Warning: although `.decode()` can be applied to single tokens, beware that it can be lossy for tokens that aren't on utf-8 boundaries.

For single tokens, `.decode_single_token_bytes()` safely converts a single integer token to the bytes it represents.

In [9]:
[encoding.decode_single_token_bytes(token) for token in [83, 8251, 2488, 382, 2212, 0]]

[b't', b'ikt', b'oken', b' is', b' great', b'!']

(The `b` in front of the strings indicates that the strings are byte strings.)

## 5. Comparing encodings

Different encodings vary in how they split words, group spaces, and handle non-English characters.

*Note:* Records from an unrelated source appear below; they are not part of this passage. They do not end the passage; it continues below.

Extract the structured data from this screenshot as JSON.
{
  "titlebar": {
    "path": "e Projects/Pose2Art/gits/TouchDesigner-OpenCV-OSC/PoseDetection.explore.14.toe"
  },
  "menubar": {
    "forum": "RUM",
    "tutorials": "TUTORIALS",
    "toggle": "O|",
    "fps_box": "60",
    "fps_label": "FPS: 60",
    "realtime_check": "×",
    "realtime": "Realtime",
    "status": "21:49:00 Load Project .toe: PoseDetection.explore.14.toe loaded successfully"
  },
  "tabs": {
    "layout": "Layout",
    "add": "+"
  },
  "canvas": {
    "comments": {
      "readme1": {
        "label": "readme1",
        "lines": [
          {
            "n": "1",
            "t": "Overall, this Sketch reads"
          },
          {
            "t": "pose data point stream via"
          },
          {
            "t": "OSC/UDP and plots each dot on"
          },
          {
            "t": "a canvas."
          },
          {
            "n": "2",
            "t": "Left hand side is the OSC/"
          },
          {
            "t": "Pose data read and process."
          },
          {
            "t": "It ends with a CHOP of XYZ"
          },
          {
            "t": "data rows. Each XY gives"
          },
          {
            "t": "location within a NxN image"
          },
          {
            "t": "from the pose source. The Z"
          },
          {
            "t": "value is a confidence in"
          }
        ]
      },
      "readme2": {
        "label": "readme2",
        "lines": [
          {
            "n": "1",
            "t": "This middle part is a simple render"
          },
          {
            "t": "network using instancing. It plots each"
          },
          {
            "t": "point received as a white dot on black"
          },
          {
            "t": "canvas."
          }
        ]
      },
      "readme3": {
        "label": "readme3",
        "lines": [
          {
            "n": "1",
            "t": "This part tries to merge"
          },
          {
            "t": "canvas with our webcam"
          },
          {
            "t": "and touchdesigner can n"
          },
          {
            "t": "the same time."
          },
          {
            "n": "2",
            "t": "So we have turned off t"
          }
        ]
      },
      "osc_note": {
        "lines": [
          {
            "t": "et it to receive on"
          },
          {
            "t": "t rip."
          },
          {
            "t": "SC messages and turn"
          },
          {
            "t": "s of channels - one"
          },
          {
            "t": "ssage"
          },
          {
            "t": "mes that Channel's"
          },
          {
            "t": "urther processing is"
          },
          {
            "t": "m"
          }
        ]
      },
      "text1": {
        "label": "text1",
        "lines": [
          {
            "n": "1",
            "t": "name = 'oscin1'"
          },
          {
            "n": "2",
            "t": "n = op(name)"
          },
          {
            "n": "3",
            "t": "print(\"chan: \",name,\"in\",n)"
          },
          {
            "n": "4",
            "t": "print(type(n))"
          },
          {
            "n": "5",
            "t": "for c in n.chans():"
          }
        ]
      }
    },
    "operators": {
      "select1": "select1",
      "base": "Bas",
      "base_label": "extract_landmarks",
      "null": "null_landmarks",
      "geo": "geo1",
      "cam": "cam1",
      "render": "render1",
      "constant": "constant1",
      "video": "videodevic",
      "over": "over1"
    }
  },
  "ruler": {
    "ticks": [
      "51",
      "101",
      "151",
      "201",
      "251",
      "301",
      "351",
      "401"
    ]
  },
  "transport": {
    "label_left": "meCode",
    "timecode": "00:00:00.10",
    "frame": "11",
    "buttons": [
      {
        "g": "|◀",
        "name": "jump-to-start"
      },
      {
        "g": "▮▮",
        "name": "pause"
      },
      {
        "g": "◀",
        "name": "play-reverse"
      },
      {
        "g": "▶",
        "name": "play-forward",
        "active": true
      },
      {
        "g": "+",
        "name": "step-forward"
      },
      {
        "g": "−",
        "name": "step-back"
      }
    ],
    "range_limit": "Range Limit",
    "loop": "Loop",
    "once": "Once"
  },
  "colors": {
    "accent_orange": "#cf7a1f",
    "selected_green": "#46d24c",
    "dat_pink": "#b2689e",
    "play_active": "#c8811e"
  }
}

Using the methods above, we can compare different encodings on a few example strings.

In [10]:
def compare_encodings(example_string: str) -> None:
    """Prints a comparison of three string encodings."""
    # print the example string
    print(f'\nExample string: "{example_string}"')
    # for each encoding, print the # of tokens, the token integers, and the token bytes
    for encoding_name in ["r50k_base", "p50k_base", "cl100k_base", "o200k_base"]:
        encoding = tiktoken.get_encoding(encoding_name)
        token_integers = encoding.encode(example_string)
        num_tokens = len(token_integers)
        token_bytes = [encoding.decode_single_token_bytes(token) for token in token_integers]
        print()
        print(f"{encoding_name}: {num_tokens} tokens")
        print(f"token integers: {token_integers}")
        print(f"token bytes: {token_bytes}")

In [11]:
compare_encodings("antidisestablishmentarianism")


Example string: "antidisestablishmentarianism"

r50k_base: 5 tokens
token integers: [415, 29207, 44390, 3699, 1042]
token bytes: [b'ant', b'idis', b'establishment', b'arian', b'ism']

p50k_base: 5 tokens
token integers: [415, 29207, 44390, 3699, 1042]
token bytes: [b'ant', b'idis', b'establishment', b'arian', b'ism']

cl100k_base: 6 tokens
token integers: [519, 85342, 34500, 479, 8997, 2191]
token bytes: [b'ant', b'idis', b'establish', b'ment', b'arian', b'ism']

o200k_base: 6 tokens
token integers: [493, 129901, 376, 160388, 21203, 2367]
token bytes: [b'ant', b'idis', b'est', b'ablishment', b'arian', b'ism']


In [12]:
compare_encodings("2 + 2 = 4")


Example string: "2 + 2 = 4"

r50k_base: 5 tokens
token integers: [17, 1343, 362, 796, 604]
token bytes: [b'2', b' +', b' 2', b' =', b' 4']

p50k_base: 5 tokens
token integers: [17, 1343, 362, 796, 604]
token bytes: [b'2', b' +', b' 2', b' =', b' 4']

cl100k_base: 7 tokens
token integers: [17, 489, 220, 17, 284, 220, 19]
token bytes: [b'2', b' +', b' ', b'2', b' =', b' ', b'4']

o200k_base: 7 tokens
token integers: [17, 659, 220, 17, 314, 220, 19]
token bytes: [b'2', b' +', b' ', b'2', b' =', b' ', b'4']


In [13]:
compare_encodings("السلام علیکم ، کیسے ہیں آپ؟")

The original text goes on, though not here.